由远及近的脚步声,打断了沙发旁两人的对话,都偏头朝着女人看了过去。
白辛渡有些愠怒的眯起了眼睛,刚要说什么却被女人清灵的声音中断。
“您是Alvin cullum York?”女人有些探究的打量着眼前的中年男人,“Jean小姐的父亲?”
Alvin 闻声有些绅士的笑了笑,端着茶杯的手微微抬了抬,“这位小姐,就是你的心之所向?”
盛荆听到这个词,有些皱眉的反驳道:“我不知道您在说什么,不过只要我在,您的女儿恐怕要独守空房。”
“闭嘴!”白辛渡厉声喝断女人的话,偏头扫了眼立在前厅门口的方脸男人,男人立即走上前来,刚走近女人几步,就看见Alvin cullum York抬了抬手。
“请坐。”Alvin 冲着女人笑了笑,自己也坐了下来。
盛荆绕过白辛渡,拂了拂棉服弯身坐在了Alvin 对面。
“怎么称呼,这位美丽的小姐。”
“盛荆,”女人仰头看了看白辛渡,有些自嘲的笑了下,“不过,您也可以叫我金丝雀。”
Alvin 听到这个姓氏,仿佛明白了什么。“盛小姐有什么话要跟我说吗?”
“我想祝福Fanix和Jean小姐百年好合。”女人的视线从男人身上慢慢移到Alvin 脸上,话锋一转:“不过,有件事还需要您帮忙。”
“盛荆!”白辛渡扬高了声调,手背上的青筋鼓了起来,目光灼灼的盯着女人的脸。
女人并没有迎上男人的目光,反而是饶有兴味的看着Alvin ,“只要您将我的孩子还给我,我将消失的无影无踪。

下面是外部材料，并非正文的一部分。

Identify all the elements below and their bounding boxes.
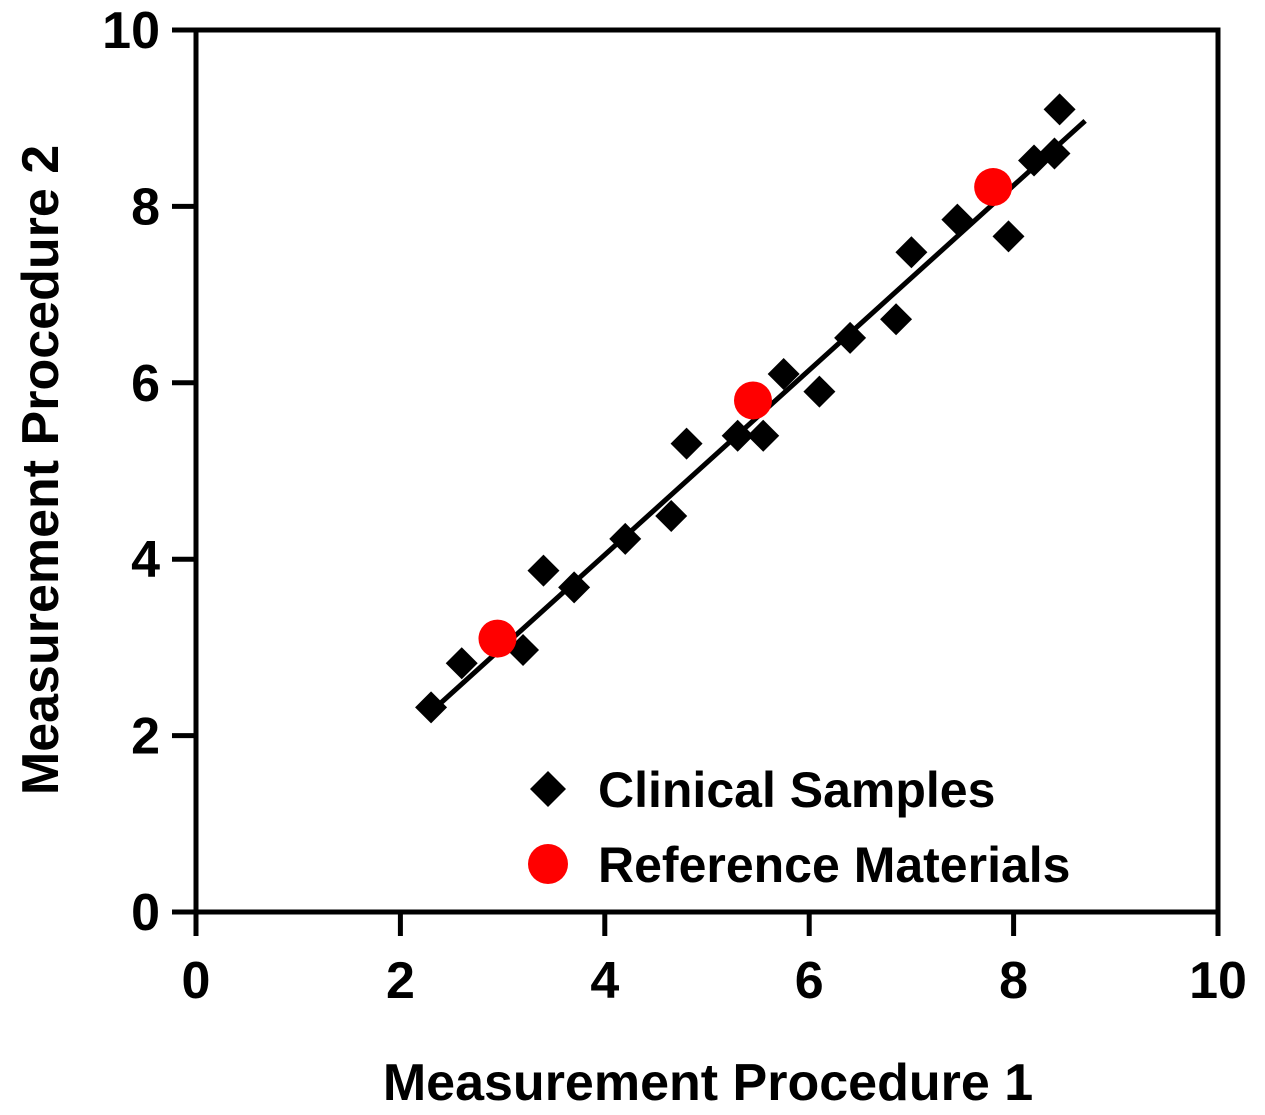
y-tick-label: 2	[131, 708, 160, 766]
reference-material-point	[733, 381, 772, 420]
x-axis-title: Measurement Procedure 1	[383, 1054, 1033, 1112]
x-tick-label: 4	[590, 952, 619, 1010]
x-tick-label: 0	[182, 952, 211, 1010]
clinical-sample-point	[767, 357, 800, 390]
clinical-sample-point	[1043, 93, 1076, 126]
legend-reference-materials-marker	[528, 844, 568, 884]
x-tick-label: 10	[1189, 952, 1247, 1010]
reference-material-point	[974, 167, 1013, 206]
plot-frame	[193, 27, 1221, 915]
clinical-sample-point	[941, 203, 974, 236]
y-tick-label: 10	[102, 2, 160, 60]
y-tick-label: 0	[131, 884, 160, 942]
clinical-sample-point	[445, 647, 478, 680]
y-axis-title: Measurement Procedure 2	[12, 145, 70, 795]
plot-border	[193, 27, 1221, 915]
clinical-sample-point	[415, 691, 448, 724]
clinical-sample-point	[895, 236, 928, 269]
x-tick-label: 2	[386, 952, 415, 1010]
y-tick-label: 6	[131, 355, 160, 413]
clinical-sample-point	[558, 571, 591, 604]
data-points	[415, 93, 1076, 724]
legend: Clinical Samples Reference Materials	[528, 762, 1070, 893]
clinical-sample-point	[609, 522, 642, 555]
y-tick-label: 4	[131, 531, 160, 589]
clinical-sample-point	[992, 220, 1025, 253]
x-tick-label: 6	[795, 952, 824, 1010]
clinical-sample-point	[834, 321, 867, 354]
legend-label: Reference Materials	[598, 837, 1070, 893]
clinical-sample-point	[880, 303, 913, 336]
clinical-sample-point	[747, 419, 780, 452]
axis-ticks: 0 2 4 6 8 10 0 2 4 6 8 10	[102, 2, 1247, 1010]
reference-material-point	[478, 619, 517, 658]
clinical-sample-point	[507, 634, 540, 667]
y-tick-label: 8	[131, 178, 160, 236]
clinical-sample-point	[1038, 137, 1071, 170]
clinical-sample-point	[803, 375, 836, 408]
legend-clinical-samples-marker	[530, 771, 566, 807]
x-tick-label: 8	[999, 952, 1028, 1010]
clinical-sample-point	[527, 554, 560, 587]
legend-label: Clinical Samples	[598, 762, 995, 818]
clinical-sample-point	[721, 419, 754, 452]
clinical-sample-point	[655, 499, 688, 532]
clinical-sample-point	[670, 427, 703, 460]
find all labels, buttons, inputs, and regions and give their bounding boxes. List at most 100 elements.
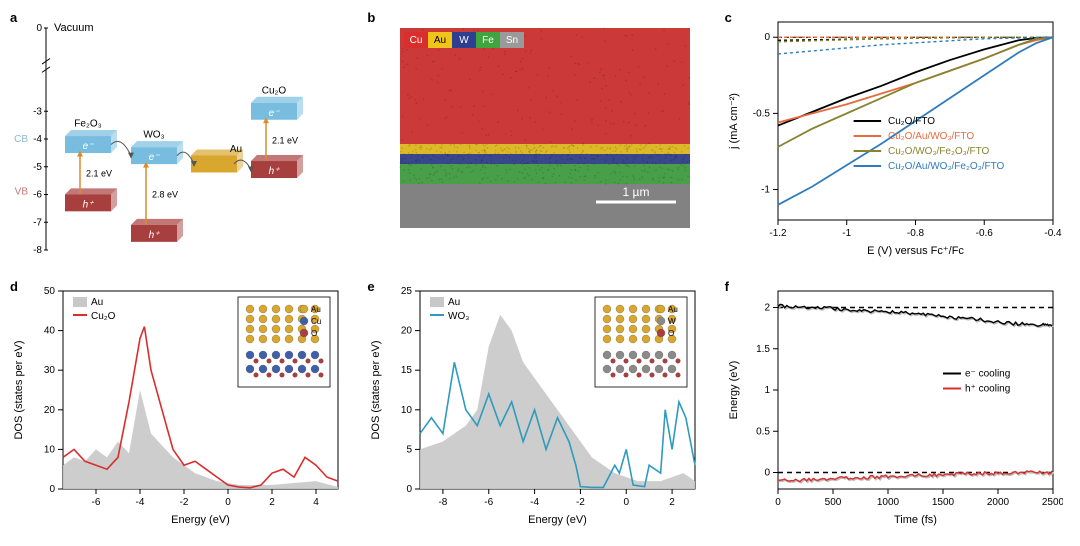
svg-text:Energy (eV): Energy (eV) [528,514,587,526]
svg-text:Cu: Cu [311,317,321,326]
svg-text:10: 10 [401,405,413,416]
panel-e-label: e [367,279,374,294]
svg-text:40: 40 [44,326,56,337]
svg-text:WO₃: WO₃ [143,130,164,141]
svg-text:h⁺: h⁺ [149,230,161,241]
svg-text:1500: 1500 [932,497,955,508]
svg-text:2500: 2500 [1042,497,1063,508]
svg-text:O: O [668,329,674,338]
svg-text:e⁻: e⁻ [269,108,281,119]
svg-text:-4: -4 [33,134,42,145]
panel-d: d -6-4-202401020304050Energy (eV)DOS (st… [8,277,357,538]
svg-text:-6: -6 [33,190,42,201]
svg-text:-0.5: -0.5 [752,108,770,119]
svg-text:-8: -8 [33,245,42,256]
svg-text:Fe: Fe [482,35,494,46]
svg-text:-1: -1 [842,228,851,239]
panel-a-label: a [10,10,17,25]
svg-text:Energy (eV): Energy (eV) [728,361,740,420]
svg-text:2.1 eV: 2.1 eV [86,169,112,179]
svg-text:0: 0 [624,497,630,508]
svg-text:1000: 1000 [877,497,900,508]
svg-text:15: 15 [401,365,413,376]
svg-text:-4: -4 [136,497,145,508]
svg-text:-3: -3 [33,106,42,117]
svg-text:30: 30 [44,365,56,376]
svg-text:W: W [460,35,470,46]
svg-text:0: 0 [225,497,231,508]
svg-text:Cu₂O: Cu₂O [262,85,287,96]
svg-text:2: 2 [269,497,275,508]
svg-text:2.8 eV: 2.8 eV [152,190,178,200]
figure-grid: a 0-3-4-5-6-7-8VacuumCBVBe⁻h⁺Fe₂O₃e⁻h⁺WO… [8,8,1072,538]
svg-text:e⁻ cooling: e⁻ cooling [965,369,1010,380]
svg-text:Time (fs): Time (fs) [894,514,937,526]
svg-text:h⁺: h⁺ [83,199,95,210]
panel-e-svg: -8-6-4-2020510152025Energy (eV)DOS (stat… [365,277,705,531]
svg-text:1: 1 [764,385,770,396]
svg-text:e⁻: e⁻ [83,141,95,152]
svg-text:2000: 2000 [987,497,1010,508]
svg-text:2.1 eV: 2.1 eV [272,135,298,145]
svg-text:DOS (states per eV): DOS (states per eV) [370,340,382,439]
svg-text:10: 10 [44,444,56,455]
svg-text:-2: -2 [576,497,585,508]
svg-text:20: 20 [401,326,413,337]
panel-a: a 0-3-4-5-6-7-8VacuumCBVBe⁻h⁺Fe₂O₃e⁻h⁺WO… [8,8,357,269]
panel-b: b Cu Au W Fe Sn 1 µm [365,8,714,269]
svg-text:0.5: 0.5 [756,426,770,437]
svg-text:-1: -1 [761,185,770,196]
svg-text:Au: Au [434,35,446,46]
svg-text:Cu₂O/FTO: Cu₂O/FTO [888,116,935,127]
svg-text:5: 5 [407,444,413,455]
svg-text:WO₃: WO₃ [448,311,469,322]
svg-text:h⁺: h⁺ [269,166,281,177]
svg-text:-0.4: -0.4 [1044,228,1062,239]
svg-text:25: 25 [401,286,413,297]
svg-text:Cu: Cu [410,35,423,46]
svg-text:1 µm: 1 µm [623,185,650,199]
svg-text:-7: -7 [33,217,42,228]
svg-text:Au: Au [668,305,678,314]
svg-text:-1.2: -1.2 [769,228,787,239]
svg-text:-4: -4 [530,497,539,508]
svg-text:0: 0 [36,23,42,34]
svg-text:VB: VB [15,187,29,198]
svg-text:W: W [668,317,676,326]
panel-b-label: b [367,10,375,25]
svg-text:0: 0 [764,32,770,43]
svg-text:Cu₂O: Cu₂O [91,311,116,322]
svg-text:-6: -6 [92,497,101,508]
panel-d-label: d [10,279,18,294]
svg-text:h⁺ cooling: h⁺ cooling [965,384,1010,395]
svg-text:0: 0 [775,497,781,508]
panel-f-label: f [725,279,729,294]
svg-text:E (V) versus Fc⁺/Fc: E (V) versus Fc⁺/Fc [867,245,964,257]
svg-text:50: 50 [44,286,56,297]
svg-text:Au: Au [311,305,321,314]
svg-text:e⁻: e⁻ [149,152,161,163]
svg-text:-2: -2 [180,497,189,508]
svg-text:-5: -5 [33,162,42,173]
svg-text:0: 0 [49,484,55,495]
panel-b-svg: Cu Au W Fe Sn 1 µm [365,8,705,262]
svg-text:CB: CB [14,134,28,145]
svg-text:0: 0 [407,484,413,495]
svg-text:Sn: Sn [506,35,518,46]
svg-text:-8: -8 [439,497,448,508]
svg-text:Cu₂O/Au/WO₃/FTO: Cu₂O/Au/WO₃/FTO [888,131,974,142]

”
Alvin 瞥了眼男人紧攥的拳头,端着瓷杯浅浅的啄了一口红茶,茶水已然有些冷了,味道也有些苦涩。
“父亲,我自己的私事,我自己能处理。”
“哦?”Alvin将瓷杯稳稳的放在了面前的茶几上,依旧慈眉善目的看着眼前的女人,嘴里的话却是说给男人听得,“告诉我,你准备将自己的孩子作何安排?”
“我,Jean会是他的母亲。”男人松了松手,补充道:“Jean会是他唯一的母亲。”
盛荆听到这句话,蹭的一下站起身来,愤愤的喊道:“你做梦!”
“哈哈哈哈。”一阵发自肺腑的笑声在空旷的客厅响起。
Alvin招了招手,门口走进来一个四十岁左右的白人保镖。“我也是一名父亲,为了我的女儿能成为你孩子的唯一母亲,有些事我得亲手做。”男人伸出手,白人保镖递过来一支银色的手枪。
“父亲。”白辛渡的眼中露出一丝恐惧,本能的挡在了盛荆的身前。